In other words, you cannot change the reference. As already pointed out, the reference is passed by value.

I'm confused why l is empty.

When javaPassesByValue is called, what happens in memory? There is an instance of LinkedList l in memory while in the scope of main. That's a given. But when the method is called and l is passed to it, is the instance l cloned so there are two distinct (but identical) instances in memory, their difference being scope? So the stuff you're doing in the method only changes the copy and not the original?

OR...

Is something else happening in memory? If so, I can't imagine what. What I described is pure pass by value... (I think).

Quote:Original post by Kevinator
I'm confused why l is empty.

Have you read the article mentioned in this reply?

Quote:Original post by RayNbow
Everything you want to know about arguments in Java can be read in this article.

Quote:Original post by Kevinator
I'm confused why l is empty.

Let's start at the beginning ;)

What does this mean?

int a = 10;

This is a declaration of a variable named a of type int.
What is the value inside a? Easy one, the number 10.

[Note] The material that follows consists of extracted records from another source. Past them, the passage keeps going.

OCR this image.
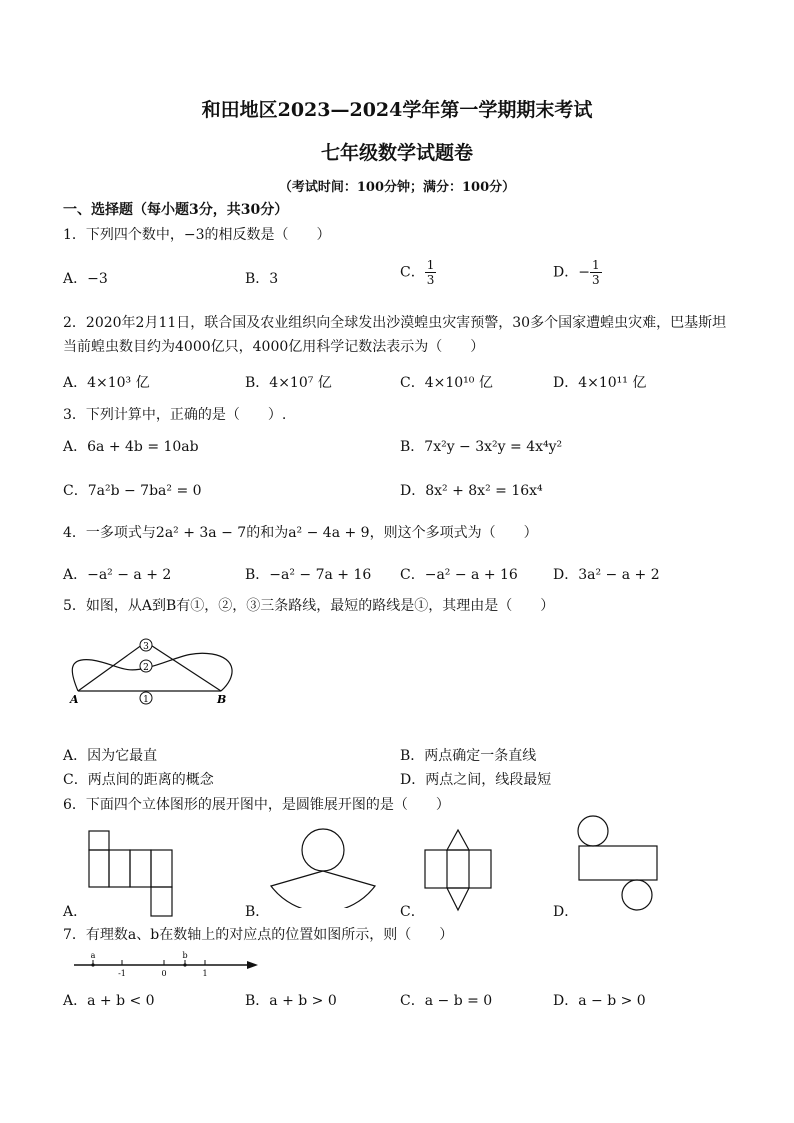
和田地区2023—2024学年第一学期期末考试
七年级数学试题卷
（考试时间：100分钟；满分：100分）
一、选择题（每小题3分，共30分）
1．下列四个数中，−3的相反数是（　　）
A．−3	B．3	C． $\frac{1}{3}$	D．− $\frac{1}{3}$
2．2020年2月11日，联合国及农业组织向全球发出沙漠蝗虫灾害预警，30多个国家遭蝗虫灾难，巴基斯坦
当前蝗虫数目约为4000亿只，4000亿用科学记数法表示为（　　）
A．4×10³ 亿	B．4×10⁷ 亿	C．4×10¹⁰ 亿	D．4×10¹¹ 亿
3．下列计算中，正确的是（　　）.
A．6a + 4b = 10ab	B．7x²y − 3x²y = 4x⁴y²
C．7a²b − 7ba² = 0	D．8x² + 8x² = 16x⁴
4．一多项式与2a² + 3a − 7的和为a² − 4a + 9，则这个多项式为（　　）
A．−a² − a + 2	B．−a² − 7a + 16 C．−a² − a + 16	D．3a² − a + 2
5．如图，从A到B有①，②，③三条路线，最短的路线是①，其理由是（　　）
3
2
1
A	B
A．因为它最直	B．两点确定一条直线
C．两点间的距离的概念	D．两点之间，线段最短
6．下面四个立体图形的展开图中，是圆锥展开图的是（　　）
A．	B．	C．	D．
7．有理数a、b在数轴上的对应点的位置如图所示，则（　　）
a	b
-1	0	1
A．a + b < 0	B．a + b > 0	C．a − b = 0	D．a − b > 0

Now let's move on to the next declaration:

LinkedList l = new LinkedList();

This is a declaration of a variable named l of type LinkedList.
What is the value inside l? Maybe a LinkedList Object?










Wrong! Non-primitve types never hold objects themselves, but rather references to objects. So when you examine the value of l, you will find a reference which points to an empty LinkedList.

Now what happens if you call a method with a and l as actual parameters? a and l are evaluated (their value is obtained), and this value gets passed to the method. in case of a, this value is 10. At this point, this 10 has NOTHING to do with a anymore! And in case of l, this value is a reference to an empty LinkedList which does not know anything about a variable called l.

Now when the method changes its formal parameters, these changes cannot be reflected to the calling method.

BTW imagine what would happen if this actually was a call by reference. After the method call, l (which is declared as LinkedList) would hold a reference to an ArrayList... all hell would break loose ;)

I still don't understand. In the example above, l and c both point to the same object, correct? I don't understand how it's possible to change the object through the reference called c and then NOT having this be reflected when I use the object through the reference called l. [depressed]